Modeling dependency relations then allowed me to generate interactive charts in the UI dynamically. By modeling usage parameters and commitment lengths explicitly, the system could render curves instead of static points and show exactly where competitors diverge.

Interactive pricing comparison chart showing competitor curves across usage ranges and contract lengths

At that stage, frontend clarity mattered as much as extraction quality. I iterated on defaults, color semantics, tooltip behavior, and control density. For example, I tuned chart axis defaults, adjusted hover emphasis and tooltip ranking, and simplified selectors into inline parameter pills.

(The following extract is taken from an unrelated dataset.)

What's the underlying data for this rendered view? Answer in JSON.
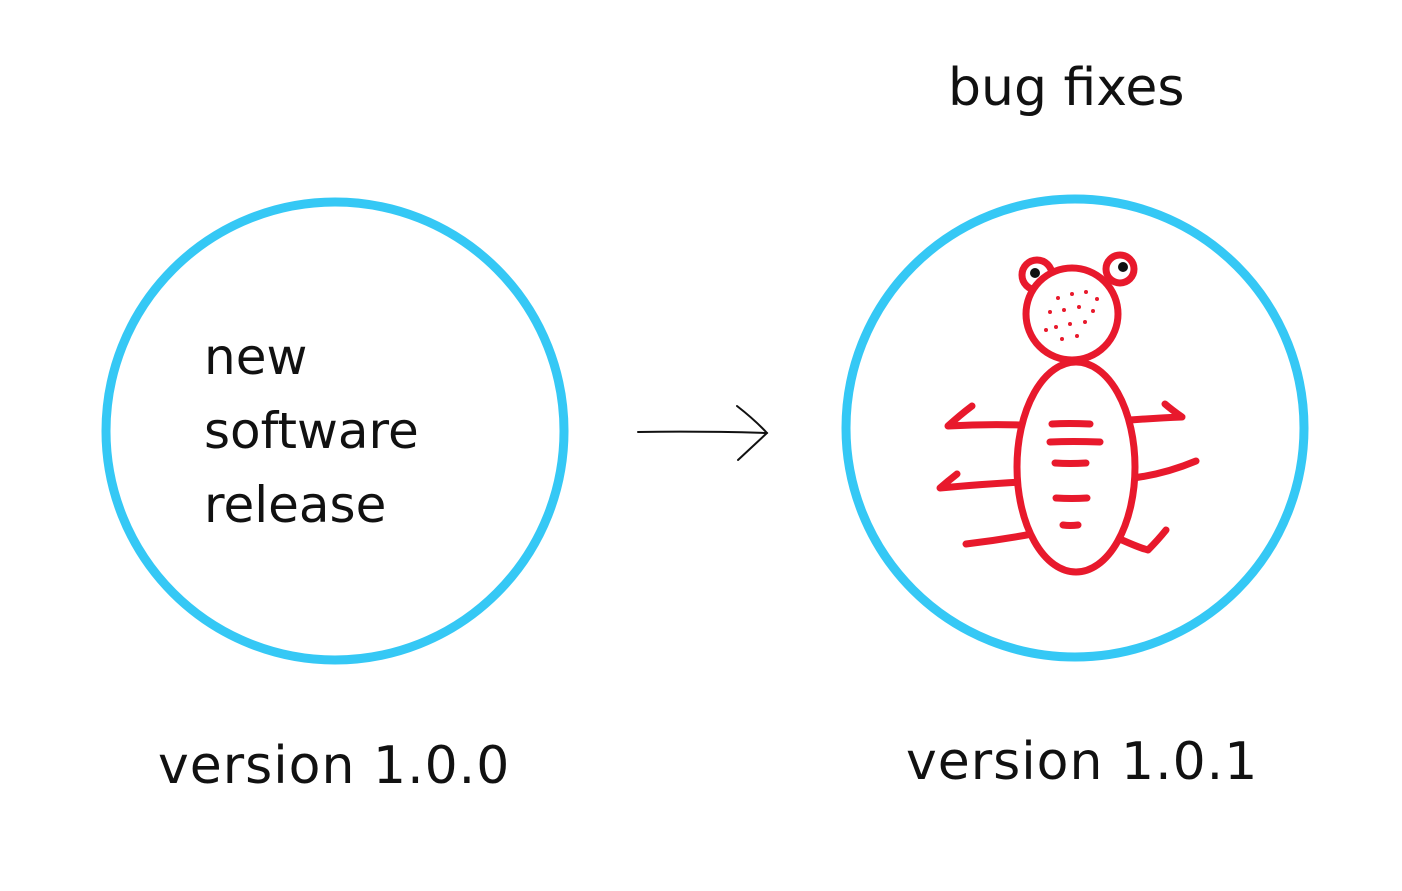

Those changes were necessary to make comparison fast enough for real decision-making.

When converting this prototype into a real product, I would need more thought and likely heuristics to derive chart defaults dynamically because this is highly case-specific.

In the end, those visualizations have to support answering core questions in seconds, such as where a plan becomes more expensive for a given usage band and contract length.

Conclusion

This prototype reinforced a practical pattern for semi-structured domains:

  1. Explore quickly.
  2. Stabilize runtime behavior with deterministic flows.
  3. Keep things simple and use the AI models that work reliably in a prototype.
  4. Harden the domain model through observed evidence.
  5. Align model semantics and UI semantics.

If you’re building a similar system, expect the domain to be deeper and more complex than you expect, AI models to be worse and more expensive than you guess, and delays in optimization until your prototype is settled and you know which approach fits best.